Open Access
American Research Journal of History and Culture
ISSN (Online): 2379-2914
DOI: 10.46568/arjhc
Deja Vu: Japanese Immigrant Experiences (1885-1924) Bolstered and Foretold by Chinese Exclusion
Abstract
In the late 19th and early 20th centuries, the United States enacted a series of Asian exclusion laws, from the Chinese
Exclusion Act of 1882 to the 1924 Johnson-Reed Act that disproportionately limited Japanese immigration. When
comparing the two nationalities’ path to elimination from American society, supposedly distinct due to the successive
nature of their arrival, a notable pattern emerges.
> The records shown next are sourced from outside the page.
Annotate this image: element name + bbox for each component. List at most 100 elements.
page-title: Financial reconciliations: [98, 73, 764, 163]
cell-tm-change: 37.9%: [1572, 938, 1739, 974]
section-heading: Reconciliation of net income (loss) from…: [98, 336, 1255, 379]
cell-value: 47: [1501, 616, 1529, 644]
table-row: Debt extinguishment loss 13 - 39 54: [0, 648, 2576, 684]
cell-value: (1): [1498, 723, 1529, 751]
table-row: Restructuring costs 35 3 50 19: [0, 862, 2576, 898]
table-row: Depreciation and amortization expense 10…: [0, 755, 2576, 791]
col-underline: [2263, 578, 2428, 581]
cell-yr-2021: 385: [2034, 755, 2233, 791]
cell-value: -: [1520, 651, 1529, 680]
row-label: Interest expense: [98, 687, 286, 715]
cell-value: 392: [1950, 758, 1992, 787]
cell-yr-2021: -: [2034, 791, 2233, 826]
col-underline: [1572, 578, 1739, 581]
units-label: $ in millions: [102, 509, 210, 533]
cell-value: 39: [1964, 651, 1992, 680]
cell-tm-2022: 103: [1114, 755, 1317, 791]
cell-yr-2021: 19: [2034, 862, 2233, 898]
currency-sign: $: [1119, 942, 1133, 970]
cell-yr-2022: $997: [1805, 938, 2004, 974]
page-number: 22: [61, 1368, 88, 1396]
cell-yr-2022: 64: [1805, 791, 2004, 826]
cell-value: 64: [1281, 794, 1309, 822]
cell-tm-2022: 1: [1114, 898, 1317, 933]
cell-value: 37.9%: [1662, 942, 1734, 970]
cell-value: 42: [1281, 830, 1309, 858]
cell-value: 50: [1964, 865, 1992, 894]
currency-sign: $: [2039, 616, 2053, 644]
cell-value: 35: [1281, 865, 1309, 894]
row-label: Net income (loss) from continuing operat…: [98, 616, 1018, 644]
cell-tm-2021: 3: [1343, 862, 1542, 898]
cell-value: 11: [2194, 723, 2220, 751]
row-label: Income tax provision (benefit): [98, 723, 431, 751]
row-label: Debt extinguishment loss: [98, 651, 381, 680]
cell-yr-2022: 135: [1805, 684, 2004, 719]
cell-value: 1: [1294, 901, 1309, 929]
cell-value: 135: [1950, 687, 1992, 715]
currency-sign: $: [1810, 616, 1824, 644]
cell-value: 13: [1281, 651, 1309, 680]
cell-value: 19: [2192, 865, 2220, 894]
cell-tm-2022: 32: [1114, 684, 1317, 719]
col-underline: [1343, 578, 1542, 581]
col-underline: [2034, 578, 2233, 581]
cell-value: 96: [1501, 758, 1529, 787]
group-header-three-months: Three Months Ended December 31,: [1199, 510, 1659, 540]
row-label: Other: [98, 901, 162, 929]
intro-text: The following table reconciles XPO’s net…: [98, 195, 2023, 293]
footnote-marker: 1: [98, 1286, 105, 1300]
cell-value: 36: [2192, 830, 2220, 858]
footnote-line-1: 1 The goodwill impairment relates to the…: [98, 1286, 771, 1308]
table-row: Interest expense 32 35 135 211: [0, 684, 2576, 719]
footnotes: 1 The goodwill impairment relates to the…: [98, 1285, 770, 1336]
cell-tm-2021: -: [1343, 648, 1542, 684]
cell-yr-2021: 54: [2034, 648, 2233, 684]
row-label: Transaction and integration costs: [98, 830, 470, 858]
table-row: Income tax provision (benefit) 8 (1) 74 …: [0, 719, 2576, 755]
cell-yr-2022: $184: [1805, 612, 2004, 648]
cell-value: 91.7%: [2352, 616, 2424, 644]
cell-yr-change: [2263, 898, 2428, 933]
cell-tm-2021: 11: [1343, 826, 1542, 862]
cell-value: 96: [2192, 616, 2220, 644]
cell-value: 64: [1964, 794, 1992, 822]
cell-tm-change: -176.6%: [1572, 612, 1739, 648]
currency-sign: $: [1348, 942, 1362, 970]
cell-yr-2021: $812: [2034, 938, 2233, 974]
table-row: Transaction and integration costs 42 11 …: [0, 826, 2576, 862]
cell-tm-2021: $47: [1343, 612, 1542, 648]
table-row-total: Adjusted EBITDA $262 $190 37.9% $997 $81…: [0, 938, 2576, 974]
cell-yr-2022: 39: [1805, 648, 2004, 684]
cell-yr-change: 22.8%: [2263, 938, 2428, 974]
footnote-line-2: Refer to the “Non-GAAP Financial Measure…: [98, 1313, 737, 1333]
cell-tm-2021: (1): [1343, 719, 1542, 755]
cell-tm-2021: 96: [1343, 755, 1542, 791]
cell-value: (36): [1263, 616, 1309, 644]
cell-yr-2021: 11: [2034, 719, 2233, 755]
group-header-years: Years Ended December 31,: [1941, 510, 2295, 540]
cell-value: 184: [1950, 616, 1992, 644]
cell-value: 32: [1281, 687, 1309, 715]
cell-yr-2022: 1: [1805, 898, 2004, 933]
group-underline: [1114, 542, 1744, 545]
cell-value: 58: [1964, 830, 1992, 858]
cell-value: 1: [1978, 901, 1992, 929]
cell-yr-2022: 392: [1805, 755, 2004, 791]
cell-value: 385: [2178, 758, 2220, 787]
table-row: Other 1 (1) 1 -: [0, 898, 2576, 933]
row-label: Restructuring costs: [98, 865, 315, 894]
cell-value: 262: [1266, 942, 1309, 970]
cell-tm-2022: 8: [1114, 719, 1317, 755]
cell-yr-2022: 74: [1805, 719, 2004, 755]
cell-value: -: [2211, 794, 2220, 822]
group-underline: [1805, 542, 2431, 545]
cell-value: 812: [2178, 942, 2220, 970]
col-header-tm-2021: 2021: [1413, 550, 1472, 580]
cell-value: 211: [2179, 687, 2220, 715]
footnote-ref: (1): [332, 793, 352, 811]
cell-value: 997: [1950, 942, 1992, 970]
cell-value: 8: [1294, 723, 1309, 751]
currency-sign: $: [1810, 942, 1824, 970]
The geopolitical, economic, and moral arguments that led to Chinese
exclusion initially presented first-generation Japanese immigrants (Issei), arriving in 1885, in a positive light. Yet, as
this article argues, the Issei, eventually receiving criticism in the same three realms as the Chinese did, fell from favor
following the very trajectory of their Asian predecessors, regardless of former goodwill. These comparably changing
sentiments underscorethe heavy influence that U.S. geopolitics and economy held over the nation’s foreign policy with politicians racializing the “immoral” Asian immigrants as a tool to garner support for legislations much more utilitarian
than, in the public’s eye, discriminatory.